I always thought that the extended universe stuff (for any movie, book, etc. - not just these two) often tried to patch up hanging plot points after the fact. But the extensions are after the fact, not part of a planned media spread. (Feel free to show that a spread was planned to be concurrent. I’ve just never seen that.)

If something was left on the cutting room floor, the extenders are free to use it, change it, or ignore it. It’s not really part of the movie. I mean, they shot two endings to Casa Blanca. That doesn’t mean that the ending they didn’t use has any valid connection.

In the case of the new Star Trek, I’m not sure that any explanation would make that ship and motivation make sense. Of course, not all motivations make sense, so I’ll give the motivation a pass anyway. Maybe the crew went nuts and started reconstructing the ship, like high-functioning Reavers. Those weird spikey bits on the outside? That’s were all the railing went.

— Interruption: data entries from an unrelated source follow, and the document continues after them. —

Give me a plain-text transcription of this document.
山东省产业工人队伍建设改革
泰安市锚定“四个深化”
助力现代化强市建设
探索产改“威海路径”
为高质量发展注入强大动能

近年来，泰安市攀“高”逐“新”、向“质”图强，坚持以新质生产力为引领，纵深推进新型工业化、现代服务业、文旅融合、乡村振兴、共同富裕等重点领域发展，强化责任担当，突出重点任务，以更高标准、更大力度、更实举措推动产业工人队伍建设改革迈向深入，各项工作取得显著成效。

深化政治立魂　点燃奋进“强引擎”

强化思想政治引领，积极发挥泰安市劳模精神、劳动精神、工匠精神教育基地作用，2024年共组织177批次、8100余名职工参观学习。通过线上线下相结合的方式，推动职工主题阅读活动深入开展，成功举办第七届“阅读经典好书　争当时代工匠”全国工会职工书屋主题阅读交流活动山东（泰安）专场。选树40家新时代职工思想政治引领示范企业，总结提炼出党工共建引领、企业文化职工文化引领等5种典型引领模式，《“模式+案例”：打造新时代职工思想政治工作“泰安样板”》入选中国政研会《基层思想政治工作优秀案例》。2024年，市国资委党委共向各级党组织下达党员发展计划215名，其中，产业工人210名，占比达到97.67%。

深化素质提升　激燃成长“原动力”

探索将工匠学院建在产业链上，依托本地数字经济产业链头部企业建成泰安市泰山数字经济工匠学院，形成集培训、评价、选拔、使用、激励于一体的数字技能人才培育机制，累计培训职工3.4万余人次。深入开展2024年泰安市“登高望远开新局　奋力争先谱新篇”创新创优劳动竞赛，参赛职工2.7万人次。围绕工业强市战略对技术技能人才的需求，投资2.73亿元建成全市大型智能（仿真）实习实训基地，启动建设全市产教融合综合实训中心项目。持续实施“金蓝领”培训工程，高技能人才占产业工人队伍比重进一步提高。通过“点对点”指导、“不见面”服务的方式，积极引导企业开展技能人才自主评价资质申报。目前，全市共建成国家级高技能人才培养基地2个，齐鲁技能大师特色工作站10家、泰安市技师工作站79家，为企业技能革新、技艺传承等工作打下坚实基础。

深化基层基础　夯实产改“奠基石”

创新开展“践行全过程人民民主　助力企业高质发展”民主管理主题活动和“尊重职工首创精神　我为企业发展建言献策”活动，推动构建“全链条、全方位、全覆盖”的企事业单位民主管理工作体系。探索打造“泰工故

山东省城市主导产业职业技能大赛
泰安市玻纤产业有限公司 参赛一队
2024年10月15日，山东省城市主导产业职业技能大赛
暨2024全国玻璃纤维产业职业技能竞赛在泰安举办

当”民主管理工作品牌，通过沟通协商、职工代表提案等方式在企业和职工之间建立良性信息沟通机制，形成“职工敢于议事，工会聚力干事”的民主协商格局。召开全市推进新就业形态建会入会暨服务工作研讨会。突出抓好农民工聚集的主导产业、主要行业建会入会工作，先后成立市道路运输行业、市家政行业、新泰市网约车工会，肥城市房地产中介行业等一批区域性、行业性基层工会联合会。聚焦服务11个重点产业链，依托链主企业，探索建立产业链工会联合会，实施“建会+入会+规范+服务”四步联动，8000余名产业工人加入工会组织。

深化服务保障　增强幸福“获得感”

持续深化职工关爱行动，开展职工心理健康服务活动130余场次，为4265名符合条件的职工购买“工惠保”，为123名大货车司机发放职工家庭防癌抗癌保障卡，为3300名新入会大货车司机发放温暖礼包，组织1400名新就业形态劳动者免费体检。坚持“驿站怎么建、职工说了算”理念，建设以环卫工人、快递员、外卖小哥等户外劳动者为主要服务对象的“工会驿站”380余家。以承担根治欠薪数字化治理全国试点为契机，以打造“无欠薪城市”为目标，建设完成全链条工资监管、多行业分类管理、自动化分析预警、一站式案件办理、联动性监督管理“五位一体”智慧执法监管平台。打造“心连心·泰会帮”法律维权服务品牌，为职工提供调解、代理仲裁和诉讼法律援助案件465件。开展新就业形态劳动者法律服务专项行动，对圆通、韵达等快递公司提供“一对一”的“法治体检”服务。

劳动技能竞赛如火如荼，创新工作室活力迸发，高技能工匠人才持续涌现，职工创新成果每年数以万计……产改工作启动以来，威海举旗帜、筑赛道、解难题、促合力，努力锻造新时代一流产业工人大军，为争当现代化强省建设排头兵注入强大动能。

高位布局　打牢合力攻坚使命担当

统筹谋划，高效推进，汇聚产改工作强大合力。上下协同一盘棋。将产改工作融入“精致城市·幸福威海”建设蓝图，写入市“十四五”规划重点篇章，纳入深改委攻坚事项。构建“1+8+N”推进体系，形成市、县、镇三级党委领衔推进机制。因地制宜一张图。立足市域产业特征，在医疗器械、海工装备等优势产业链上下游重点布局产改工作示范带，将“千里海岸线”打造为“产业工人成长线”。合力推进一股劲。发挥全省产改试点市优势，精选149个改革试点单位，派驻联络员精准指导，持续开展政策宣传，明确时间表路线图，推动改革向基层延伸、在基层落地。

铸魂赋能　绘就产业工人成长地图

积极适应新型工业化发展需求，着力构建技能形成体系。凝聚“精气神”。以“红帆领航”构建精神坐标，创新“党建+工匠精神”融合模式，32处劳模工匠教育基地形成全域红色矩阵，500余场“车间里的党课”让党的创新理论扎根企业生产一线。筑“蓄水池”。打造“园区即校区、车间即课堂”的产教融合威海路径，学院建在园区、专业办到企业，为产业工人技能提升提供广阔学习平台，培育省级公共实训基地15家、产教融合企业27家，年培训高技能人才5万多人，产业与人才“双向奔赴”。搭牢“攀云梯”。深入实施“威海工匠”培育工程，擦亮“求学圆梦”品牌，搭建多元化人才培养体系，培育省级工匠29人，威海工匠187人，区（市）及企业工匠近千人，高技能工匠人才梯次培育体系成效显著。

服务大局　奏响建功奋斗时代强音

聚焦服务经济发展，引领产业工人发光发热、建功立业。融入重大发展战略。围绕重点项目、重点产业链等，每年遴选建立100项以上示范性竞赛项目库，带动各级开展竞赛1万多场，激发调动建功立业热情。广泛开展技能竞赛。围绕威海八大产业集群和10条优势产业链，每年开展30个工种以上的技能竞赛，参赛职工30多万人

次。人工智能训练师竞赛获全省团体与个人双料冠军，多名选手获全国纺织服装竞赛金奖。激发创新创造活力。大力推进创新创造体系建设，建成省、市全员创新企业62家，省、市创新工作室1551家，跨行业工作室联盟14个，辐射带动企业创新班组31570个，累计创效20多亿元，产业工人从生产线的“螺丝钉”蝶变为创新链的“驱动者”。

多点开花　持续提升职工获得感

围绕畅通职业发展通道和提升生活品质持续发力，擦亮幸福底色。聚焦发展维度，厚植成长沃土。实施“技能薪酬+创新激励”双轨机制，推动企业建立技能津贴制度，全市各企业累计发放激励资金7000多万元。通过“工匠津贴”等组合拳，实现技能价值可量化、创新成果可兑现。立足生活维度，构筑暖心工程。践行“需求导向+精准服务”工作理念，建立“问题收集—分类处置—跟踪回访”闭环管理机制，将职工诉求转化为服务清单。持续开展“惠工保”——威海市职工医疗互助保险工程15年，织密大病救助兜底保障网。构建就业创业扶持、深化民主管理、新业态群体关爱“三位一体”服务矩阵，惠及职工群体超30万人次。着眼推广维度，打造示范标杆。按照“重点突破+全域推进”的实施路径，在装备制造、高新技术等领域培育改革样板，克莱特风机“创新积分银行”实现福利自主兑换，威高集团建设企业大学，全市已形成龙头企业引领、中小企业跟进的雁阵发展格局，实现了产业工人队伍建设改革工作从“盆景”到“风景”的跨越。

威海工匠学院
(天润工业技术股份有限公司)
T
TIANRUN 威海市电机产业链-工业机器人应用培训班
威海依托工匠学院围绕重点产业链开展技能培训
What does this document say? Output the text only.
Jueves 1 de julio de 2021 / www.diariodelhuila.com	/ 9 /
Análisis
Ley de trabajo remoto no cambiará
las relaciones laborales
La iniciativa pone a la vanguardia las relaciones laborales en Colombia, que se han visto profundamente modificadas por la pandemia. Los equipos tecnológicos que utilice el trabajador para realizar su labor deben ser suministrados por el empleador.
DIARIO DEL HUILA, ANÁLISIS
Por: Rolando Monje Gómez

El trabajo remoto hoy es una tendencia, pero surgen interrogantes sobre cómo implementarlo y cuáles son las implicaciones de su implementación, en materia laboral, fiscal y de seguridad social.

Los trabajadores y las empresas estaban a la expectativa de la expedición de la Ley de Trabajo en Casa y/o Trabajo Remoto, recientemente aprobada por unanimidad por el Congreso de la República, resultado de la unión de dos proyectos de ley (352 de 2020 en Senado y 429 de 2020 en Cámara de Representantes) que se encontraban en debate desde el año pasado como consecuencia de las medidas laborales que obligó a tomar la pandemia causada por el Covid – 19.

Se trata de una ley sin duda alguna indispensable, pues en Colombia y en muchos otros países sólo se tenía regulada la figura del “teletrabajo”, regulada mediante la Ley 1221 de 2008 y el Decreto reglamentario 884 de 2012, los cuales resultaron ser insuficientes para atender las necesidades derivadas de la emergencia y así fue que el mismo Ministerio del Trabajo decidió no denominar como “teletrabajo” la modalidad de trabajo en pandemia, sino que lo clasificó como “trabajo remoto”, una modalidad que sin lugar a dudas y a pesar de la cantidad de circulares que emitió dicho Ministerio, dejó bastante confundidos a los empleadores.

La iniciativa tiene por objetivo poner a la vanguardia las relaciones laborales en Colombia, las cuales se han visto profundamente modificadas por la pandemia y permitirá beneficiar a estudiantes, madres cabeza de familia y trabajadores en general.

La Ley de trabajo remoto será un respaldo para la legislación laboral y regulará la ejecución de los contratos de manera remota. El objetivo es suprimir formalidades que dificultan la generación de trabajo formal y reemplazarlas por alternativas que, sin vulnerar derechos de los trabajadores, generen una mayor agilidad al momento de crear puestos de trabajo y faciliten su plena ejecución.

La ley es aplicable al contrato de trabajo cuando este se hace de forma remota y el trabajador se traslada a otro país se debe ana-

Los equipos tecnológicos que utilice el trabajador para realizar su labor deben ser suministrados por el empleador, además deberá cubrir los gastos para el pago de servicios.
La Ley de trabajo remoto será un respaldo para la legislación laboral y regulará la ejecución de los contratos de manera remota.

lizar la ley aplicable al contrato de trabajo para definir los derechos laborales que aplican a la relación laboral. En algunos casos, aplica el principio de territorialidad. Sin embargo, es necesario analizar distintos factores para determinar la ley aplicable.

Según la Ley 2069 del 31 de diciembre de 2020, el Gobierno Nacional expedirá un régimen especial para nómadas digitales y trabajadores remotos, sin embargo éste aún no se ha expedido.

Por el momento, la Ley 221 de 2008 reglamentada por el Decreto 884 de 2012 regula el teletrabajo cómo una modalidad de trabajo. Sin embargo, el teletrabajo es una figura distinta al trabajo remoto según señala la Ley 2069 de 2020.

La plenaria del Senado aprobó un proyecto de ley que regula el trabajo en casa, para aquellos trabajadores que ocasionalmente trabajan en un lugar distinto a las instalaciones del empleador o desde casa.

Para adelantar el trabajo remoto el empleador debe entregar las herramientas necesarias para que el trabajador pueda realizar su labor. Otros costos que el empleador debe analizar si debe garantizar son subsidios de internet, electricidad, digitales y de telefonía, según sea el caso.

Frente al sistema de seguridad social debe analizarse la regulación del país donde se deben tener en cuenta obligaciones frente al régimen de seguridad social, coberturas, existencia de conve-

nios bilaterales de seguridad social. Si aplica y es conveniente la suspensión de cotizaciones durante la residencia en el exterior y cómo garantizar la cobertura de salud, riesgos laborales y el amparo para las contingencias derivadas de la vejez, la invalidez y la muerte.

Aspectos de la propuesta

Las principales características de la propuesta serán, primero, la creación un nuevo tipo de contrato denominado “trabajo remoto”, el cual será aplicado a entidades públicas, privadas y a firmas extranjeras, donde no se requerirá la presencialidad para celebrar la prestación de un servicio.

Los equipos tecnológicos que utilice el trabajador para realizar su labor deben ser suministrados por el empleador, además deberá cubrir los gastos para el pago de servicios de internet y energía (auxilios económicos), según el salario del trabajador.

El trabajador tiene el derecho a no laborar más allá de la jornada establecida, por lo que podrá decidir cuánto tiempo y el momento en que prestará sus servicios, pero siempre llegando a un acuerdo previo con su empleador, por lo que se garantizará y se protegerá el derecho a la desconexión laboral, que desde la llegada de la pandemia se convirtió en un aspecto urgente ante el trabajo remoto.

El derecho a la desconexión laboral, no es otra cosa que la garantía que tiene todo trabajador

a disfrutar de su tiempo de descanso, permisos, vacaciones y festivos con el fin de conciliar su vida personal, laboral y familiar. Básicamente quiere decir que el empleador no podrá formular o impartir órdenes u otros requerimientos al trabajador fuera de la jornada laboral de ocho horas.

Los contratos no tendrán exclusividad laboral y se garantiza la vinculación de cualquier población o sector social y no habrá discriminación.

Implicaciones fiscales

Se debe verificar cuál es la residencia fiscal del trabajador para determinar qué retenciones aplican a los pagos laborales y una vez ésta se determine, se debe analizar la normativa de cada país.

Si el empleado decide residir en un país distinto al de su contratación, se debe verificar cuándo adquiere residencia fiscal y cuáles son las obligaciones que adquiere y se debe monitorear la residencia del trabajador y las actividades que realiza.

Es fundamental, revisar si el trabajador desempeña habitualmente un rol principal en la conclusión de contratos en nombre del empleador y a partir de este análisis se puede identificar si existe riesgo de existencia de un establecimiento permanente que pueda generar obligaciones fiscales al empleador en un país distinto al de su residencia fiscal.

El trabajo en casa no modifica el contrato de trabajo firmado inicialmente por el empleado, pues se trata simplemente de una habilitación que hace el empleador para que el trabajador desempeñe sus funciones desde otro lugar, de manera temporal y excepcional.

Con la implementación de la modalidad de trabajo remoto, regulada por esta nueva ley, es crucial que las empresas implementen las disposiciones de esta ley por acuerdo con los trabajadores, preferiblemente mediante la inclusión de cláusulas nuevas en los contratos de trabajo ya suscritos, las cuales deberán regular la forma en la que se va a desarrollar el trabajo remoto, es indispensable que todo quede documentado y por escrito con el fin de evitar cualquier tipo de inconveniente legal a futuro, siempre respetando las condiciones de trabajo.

None of the above mattered, and knowing it actually makes the film more confusing and considerably worse. In a first-person narrative like Blair Witch, the audience should only know what the protaganists know.

I don’t think any of those count as “important plot points.” I enjoyed the movie without knowing them.

There’s a deleted scene showing Nero in a Klingon prison. They get around the TOS smoothead/later movies and series bumpy head question by having his jailers wearing full face masks.
Regarding Blair Witch–yeah none of that stuff is important in the movie. It’s cool supplemental material but not necessary or important.

All of that crap makes the movie dumber. I now hate Blair Witch more than before. And that’s saying something.

Movie makers sometimes like to tack on a bunch of irrelevant garbage to make to make dorks happy, because they are “in the know”. This is especially prevalent in sci-fi and horror. But all that nonsense doesn’t make the movie better; look how midichlorians fucked up Star Wars (“But how does The Force work???” cried the dorks). Gee, super involved (but still completely made up!) explanations turn out to be ultra boring. Who’da thunk it?

If you are the kind of person who thinks all this extraneous nonsense improves the plot, have fun reading comics and scanning message boards for info. But it isn’t actually necessary, and most people would prefer not to sit through a 7 hour snooze-a-thon so every tiny detail is “explained” (read: bludgeoned).